The short, 115-yard par-3 13th gives way to what is considered one of the toughest closing stretches in all of golf. Three tricky par-4s precede the 246- yard par-3 17th, where running the ball up is not an option. A 521-yard par-4 - the site of Ben Hogan's famous 1-iron shot at the 1950 U.S. Open - closes the gauntlet.

"I missed my drive slightly off the back tee last Wednesday, I missed the fairway. They've got all the length there," McDowell said of the 18th.

"You've got to hang on for dear life those last five holes," he continued. "I can't think of a tougher finish that I've seen at a U.S. Open."

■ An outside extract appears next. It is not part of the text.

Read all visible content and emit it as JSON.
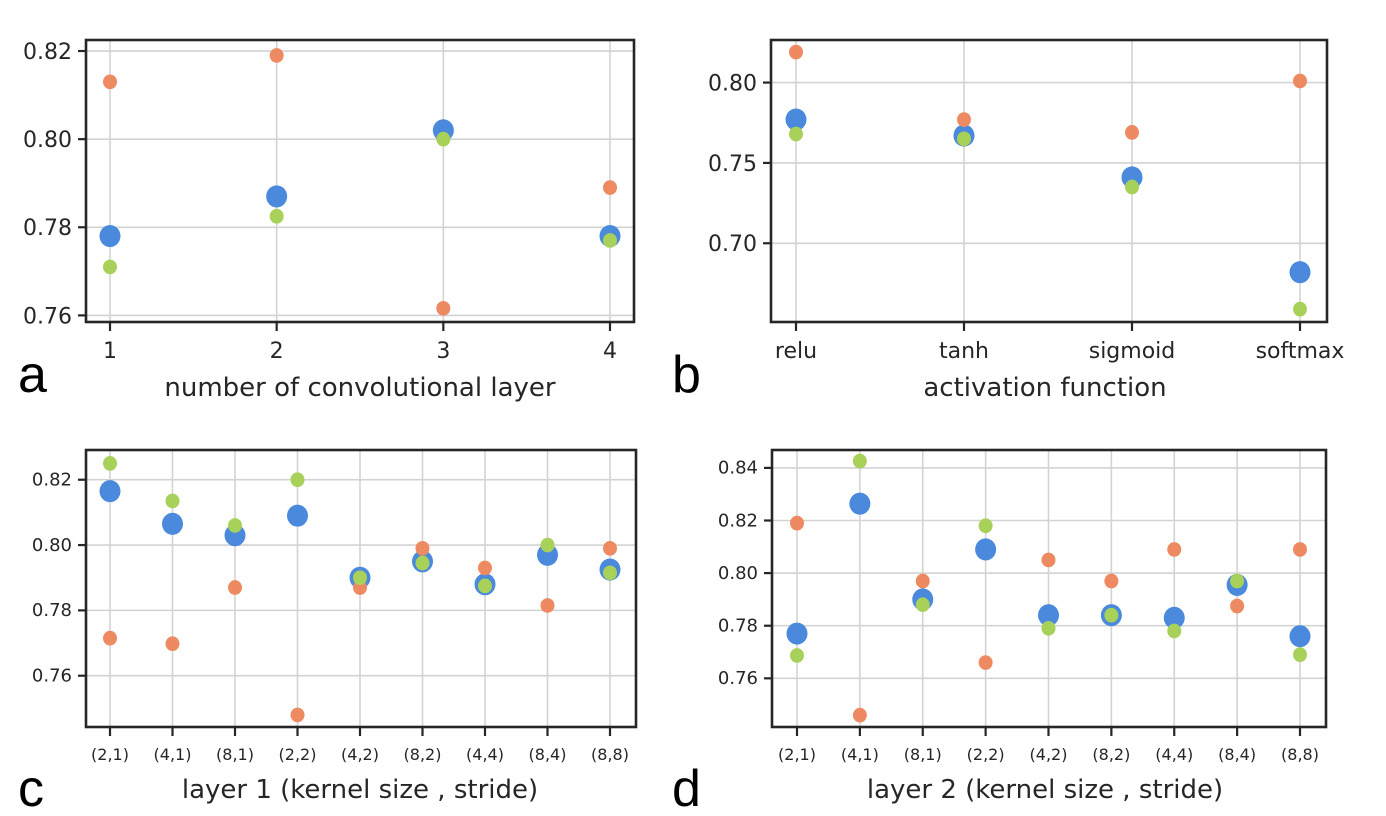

McIlroy confirmed: "I don't think too many guys are gonna pick up shots over that final stretch."


Soggy conditions may make for easier approaches, but they can take a physical toll.

"The ground is going to be heavy," said the 24-year-old McIlroy, one of the more physically fit players in the game. "It's going to be a tough walk out there."

His plan? "Conserve as much energy as you can between rounds," he said.

"It just wears on your legs," said Sergio Garcia.


What do weather men really know, anyway? Earlier in the week, most forecasts called for a 90 percent chance of rain on Thursday. Now, that number is down to 60.

The point is weather patterns and forecasts change. An assistant pro at Merion said that if the rain holds off Thursday, the course will be firm and fast by Friday, rendering the entire issue moot.

Yes, the near-Biblical amount of rain dumped on Merion in recent days may lead to lower scores, but this certainly isn't a doomsday scenario. Players will be forced to adjust to the unpredictable conditions, and whether it's firm and fast or soft and slow, the unique layout will prove an adequate Open test.